How to Deal with Emotions in COVID-19 Quarantine and Beyond
Whatever your experience has been since the pandemic began, you’ve undoubtedly felt stressed and anxious at times. Even if you’ve been relatively insulated from the worst of its effects, these have been uncertain and challenging times. You can be thankful for your ability to remain at home and safe and also feel antsy, lonely, and pessimistic. You’re probably missing the family, friends, and colleagues you haven’t been able to see in person for months now. It’s not ideal for anyone’s mental health to be sequestered at home, even if your living conditions are pretty cushy.
Even if life looks far from normal right now, you can take steps to address any emotional problems you’re having. Here are some strategies for taking better care of your mental health going forward.
Get By with a Little Help from Your Friends
If you’ve ever wondered why communication is so important, these past few months have probably made the answer clear. Good friends help us to stay grounded, remember our priorities, and feel less isolated. So make sure you find a way to stay in touch with yours!

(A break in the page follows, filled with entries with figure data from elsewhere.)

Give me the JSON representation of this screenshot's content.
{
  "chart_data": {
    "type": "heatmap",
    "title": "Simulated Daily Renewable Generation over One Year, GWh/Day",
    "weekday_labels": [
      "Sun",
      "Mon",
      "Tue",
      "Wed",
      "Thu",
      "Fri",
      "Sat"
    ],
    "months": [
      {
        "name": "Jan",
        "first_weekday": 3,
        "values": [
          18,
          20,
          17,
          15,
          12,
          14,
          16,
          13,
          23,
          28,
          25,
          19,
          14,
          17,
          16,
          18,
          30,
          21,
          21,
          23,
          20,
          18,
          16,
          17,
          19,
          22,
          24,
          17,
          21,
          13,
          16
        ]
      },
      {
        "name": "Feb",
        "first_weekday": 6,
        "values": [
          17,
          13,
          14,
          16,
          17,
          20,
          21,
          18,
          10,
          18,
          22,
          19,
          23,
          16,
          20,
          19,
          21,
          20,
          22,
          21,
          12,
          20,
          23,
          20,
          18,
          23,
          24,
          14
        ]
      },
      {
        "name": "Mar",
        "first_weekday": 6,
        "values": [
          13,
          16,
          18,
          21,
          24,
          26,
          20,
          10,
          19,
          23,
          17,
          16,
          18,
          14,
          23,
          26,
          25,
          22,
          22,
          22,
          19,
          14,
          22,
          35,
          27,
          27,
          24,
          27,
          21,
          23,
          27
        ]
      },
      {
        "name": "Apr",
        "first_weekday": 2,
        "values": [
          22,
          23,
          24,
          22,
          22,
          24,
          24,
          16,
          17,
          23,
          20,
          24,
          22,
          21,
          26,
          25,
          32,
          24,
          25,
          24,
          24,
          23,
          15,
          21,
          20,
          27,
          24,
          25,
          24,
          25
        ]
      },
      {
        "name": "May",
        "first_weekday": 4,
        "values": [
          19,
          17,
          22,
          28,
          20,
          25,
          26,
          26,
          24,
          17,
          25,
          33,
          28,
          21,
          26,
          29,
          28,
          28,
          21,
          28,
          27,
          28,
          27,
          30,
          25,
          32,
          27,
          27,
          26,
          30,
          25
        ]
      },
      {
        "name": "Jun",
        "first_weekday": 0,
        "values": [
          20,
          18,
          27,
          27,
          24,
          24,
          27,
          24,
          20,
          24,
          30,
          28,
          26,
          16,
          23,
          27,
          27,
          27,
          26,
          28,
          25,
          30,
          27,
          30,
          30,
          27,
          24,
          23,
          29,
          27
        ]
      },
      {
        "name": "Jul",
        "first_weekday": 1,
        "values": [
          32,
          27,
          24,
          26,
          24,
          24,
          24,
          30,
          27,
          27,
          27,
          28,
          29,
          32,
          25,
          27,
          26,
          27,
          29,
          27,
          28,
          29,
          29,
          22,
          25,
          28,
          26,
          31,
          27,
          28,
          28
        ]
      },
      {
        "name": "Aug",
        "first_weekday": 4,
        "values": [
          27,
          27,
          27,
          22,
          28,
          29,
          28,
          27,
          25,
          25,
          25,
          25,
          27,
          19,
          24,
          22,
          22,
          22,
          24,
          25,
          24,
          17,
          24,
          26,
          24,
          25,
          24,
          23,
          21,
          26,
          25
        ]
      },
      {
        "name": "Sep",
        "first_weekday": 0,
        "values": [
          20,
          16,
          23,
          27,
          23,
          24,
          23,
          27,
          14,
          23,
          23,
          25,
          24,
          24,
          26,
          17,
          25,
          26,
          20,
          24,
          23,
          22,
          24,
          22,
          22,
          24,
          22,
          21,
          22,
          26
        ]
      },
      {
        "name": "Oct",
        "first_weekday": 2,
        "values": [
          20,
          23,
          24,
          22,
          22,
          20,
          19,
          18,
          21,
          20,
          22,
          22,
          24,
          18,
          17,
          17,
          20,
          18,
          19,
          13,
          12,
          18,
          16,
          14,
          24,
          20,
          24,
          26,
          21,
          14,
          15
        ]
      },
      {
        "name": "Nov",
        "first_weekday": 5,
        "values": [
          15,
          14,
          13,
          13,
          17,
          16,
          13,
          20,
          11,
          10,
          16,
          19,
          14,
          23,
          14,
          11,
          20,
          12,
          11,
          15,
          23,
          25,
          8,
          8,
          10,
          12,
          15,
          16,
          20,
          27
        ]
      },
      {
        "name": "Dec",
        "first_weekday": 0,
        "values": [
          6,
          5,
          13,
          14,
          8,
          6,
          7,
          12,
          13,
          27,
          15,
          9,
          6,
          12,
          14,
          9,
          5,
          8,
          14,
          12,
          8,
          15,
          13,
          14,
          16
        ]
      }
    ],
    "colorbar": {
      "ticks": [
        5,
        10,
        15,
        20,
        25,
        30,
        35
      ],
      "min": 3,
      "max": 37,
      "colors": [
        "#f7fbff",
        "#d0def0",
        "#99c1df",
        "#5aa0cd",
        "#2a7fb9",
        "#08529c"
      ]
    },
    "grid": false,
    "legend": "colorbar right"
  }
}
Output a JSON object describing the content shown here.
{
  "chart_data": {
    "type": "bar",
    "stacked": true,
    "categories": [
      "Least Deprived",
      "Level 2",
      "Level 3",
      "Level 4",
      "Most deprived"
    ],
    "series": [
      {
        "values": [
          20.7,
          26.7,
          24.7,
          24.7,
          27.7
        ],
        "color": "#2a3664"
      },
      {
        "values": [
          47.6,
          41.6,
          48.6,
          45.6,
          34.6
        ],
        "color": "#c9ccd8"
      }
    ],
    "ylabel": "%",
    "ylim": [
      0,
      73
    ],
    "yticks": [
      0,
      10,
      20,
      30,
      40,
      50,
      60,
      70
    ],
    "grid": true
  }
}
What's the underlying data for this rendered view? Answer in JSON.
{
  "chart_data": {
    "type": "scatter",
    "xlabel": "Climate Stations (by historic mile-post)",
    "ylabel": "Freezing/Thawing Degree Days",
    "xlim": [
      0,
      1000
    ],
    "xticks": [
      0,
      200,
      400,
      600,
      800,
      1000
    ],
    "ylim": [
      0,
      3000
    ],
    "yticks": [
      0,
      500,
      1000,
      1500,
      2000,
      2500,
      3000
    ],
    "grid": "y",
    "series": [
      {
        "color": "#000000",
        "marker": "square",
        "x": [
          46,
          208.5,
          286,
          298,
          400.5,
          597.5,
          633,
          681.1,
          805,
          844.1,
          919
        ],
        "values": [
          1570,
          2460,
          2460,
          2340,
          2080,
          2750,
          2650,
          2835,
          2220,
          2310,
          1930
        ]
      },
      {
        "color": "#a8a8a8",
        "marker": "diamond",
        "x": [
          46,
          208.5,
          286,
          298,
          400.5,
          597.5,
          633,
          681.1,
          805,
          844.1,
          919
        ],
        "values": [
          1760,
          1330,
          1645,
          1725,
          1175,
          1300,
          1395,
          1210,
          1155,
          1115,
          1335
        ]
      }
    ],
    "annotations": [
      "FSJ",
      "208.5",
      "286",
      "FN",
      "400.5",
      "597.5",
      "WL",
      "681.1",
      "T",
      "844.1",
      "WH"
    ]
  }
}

Wondering how to stay connected with friends until this is over? FaceTime, Zoom, and other apps can help you to enjoy one another’s company until it’s safe to get together in person. No, it’s not the same as meeting up for real, but it’ll help you beat those feelings of loneliness. You and your friends may even find that keeping in touch in creative ways helps to deepen your bond.
Make Time for Reflection
With everything that’s going on, it’s easy to start hammering yourself with criticism. Why can’t I stop stress-snacking every day? Why am I so lousy at homeschooling my kids? Why haven’t I exercised more? Why haven’t I picked up a new skill or hobby in my free time?
Now is a great time to breathe deeply, center yourself, and practice self-acceptance. You’re human, and you can’t do it all—no one can. Consider daily journaling for mental health to help you express your COVID-19 emotions in a healthy and productive way. You might also try mindfulness meditation, which will help you to realize (and remind yourself) that you’re bigger than your thoughts.